On my Compass Calypso, there is an air nent on the outside which is between 10 and 13 inches *above *the window for the toilet/shower compartment. On the inside, there is no obvious vent, which seems to be hidden behind a sealed plastic unit on that wall. Does anyone know if this vent sereves any useful purpose? The reason I'm asking is I have a strong suspicion it may have been the cause of a recent soaking of the bathroom roof following a heavy downpour.


----------



## raynipper (Aug 4, 2008)

I bought an older RV years ago that had a long vent high up on the body. It took me ages to find it was just covering some damage a renter had done with a signpost.

Ray.


----------



## tombar (Nov 11, 2008)

*mystery nebt*



raynipper said:


> I bought an older RV years ago that had a long vent high up on the body. It took me ages to find it was just covering some damage a renter had done with a signpost.
> 
> Ray.


Thanks for the reply, Ray. However, this is a genuine Compass vent matching the one at the bottom that goes into the bottom of the bathroom cubicle.


----------



## Chaarlie (Feb 19, 2010)

Hi,
I'm at work at present so can't examine my Calypso until this evening, but I can't recall a vent above the toilet/shower window. But I'll check this evening, and report back tomorrow if you haven't had a definite answer by then.

Charie.


----------



## Chaarlie (Feb 19, 2010)

Hi, 
I did check my 2001 Compass Calypso and there is no vent above the toilet/shower window. Sorry I can't help further. 

Charlie.


----------



## tombar (Nov 11, 2008)

Chaarlie said:


> Hi,
> I did check my 2001 Compass Calypso and there is no vent above the toilet/shower window. Sorry I can't help further.
> 
> Charlie.


Thanks. Wonder it it changed since 1997 (R reg)


----------



## colliezack (Feb 10, 2008)

It is a well known way to hide a dent!!
I know, as I have done it; especially if the vent is the same as a genuine one elsewhere!! It looks quite professional. 
Some people use reflectors-- Orange/White/Red depending where the dent is- side, front, or back.
If in doubt; and you can't live with it-- take it off and have a look?
Let us know!!


----------



## tonyt (May 25, 2005)

I once bought a house that had an internal bathroom with a nicely fitted extractor fan. On the outside wall, at a point very close to the extractor fan was a grille. 

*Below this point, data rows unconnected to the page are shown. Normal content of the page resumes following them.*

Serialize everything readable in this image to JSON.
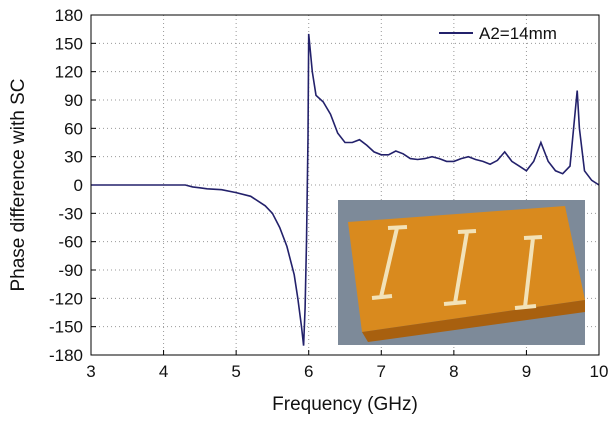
{
  "chart_data": {
    "type": "line",
    "x_label": "Frequency (GHz)",
    "y_label": "Phase difference with SC",
    "x": [
      3,
      3.5,
      4,
      4.3,
      4.4,
      4.5,
      4.6,
      4.8,
      5.0,
      5.2,
      5.4,
      5.5,
      5.6,
      5.7,
      5.8,
      5.85,
      5.9,
      5.93,
      5.95,
      5.97,
      5.99,
      6.0,
      6.05,
      6.1,
      6.2,
      6.3,
      6.4,
      6.5,
      6.6,
      6.7,
      6.8,
      6.9,
      7.0,
      7.1,
      7.2,
      7.3,
      7.4,
      7.5,
      7.6,
      7.7,
      7.8,
      7.9,
      8.0,
      8.1,
      8.2,
      8.3,
      8.4,
      8.5,
      8.6,
      8.7,
      8.8,
      8.9,
      9.0,
      9.1,
      9.2,
      9.3,
      9.4,
      9.5,
      9.6,
      9.65,
      9.7,
      9.73,
      9.8,
      9.9,
      10.0
    ],
    "series": [
      {
        "name": "A2=14mm",
        "color": "#23216b",
        "values": [
          0,
          0,
          0,
          0,
          -2,
          -3,
          -4,
          -5,
          -8,
          -12,
          -22,
          -30,
          -45,
          -65,
          -95,
          -120,
          -150,
          -170,
          -130,
          -60,
          50,
          160,
          120,
          95,
          88,
          75,
          55,
          45,
          45,
          48,
          42,
          35,
          32,
          32,
          36,
          33,
          28,
          27,
          28,
          30,
          28,
          25,
          25,
          28,
          30,
          27,
          25,
          22,
          26,
          35,
          25,
          20,
          15,
          25,
          45,
          25,
          15,
          12,
          20,
          60,
          100,
          60,
          15,
          5,
          0
        ]
      }
    ],
    "xlim": [
      3,
      10
    ],
    "ylim": [
      -180,
      180
    ],
    "xticks": [
      3,
      4,
      5,
      6,
      7,
      8,
      9,
      10
    ],
    "yticks": [
      -180,
      -150,
      -120,
      -90,
      -60,
      -30,
      0,
      30,
      60,
      90,
      120,
      150,
      180
    ],
    "grid": true,
    "legend": "upper right"
  }
}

When the extractor fan failed to clear the steam from the bathroom I suspected a blocked vent - wrong - there was no vent - the grille was glued to the outside wall - no vent behind it - just bricks.


----------



## raynipper (Aug 4, 2008)

Good idea Tony.
Thought about venting our hob extractor out but found the walls over 2ft. thick. Might just glue a vent on the outside to show willing.

I fixed a box above my shed door that buzzes and has a LED on. It has a symbol of lightening through a man with "Danger of death" on it.
So far it's kept everyone out of my shed.

Ray.


----------



## 1302 (Apr 4, 2006)

Just checked ours too.......no vent!


----------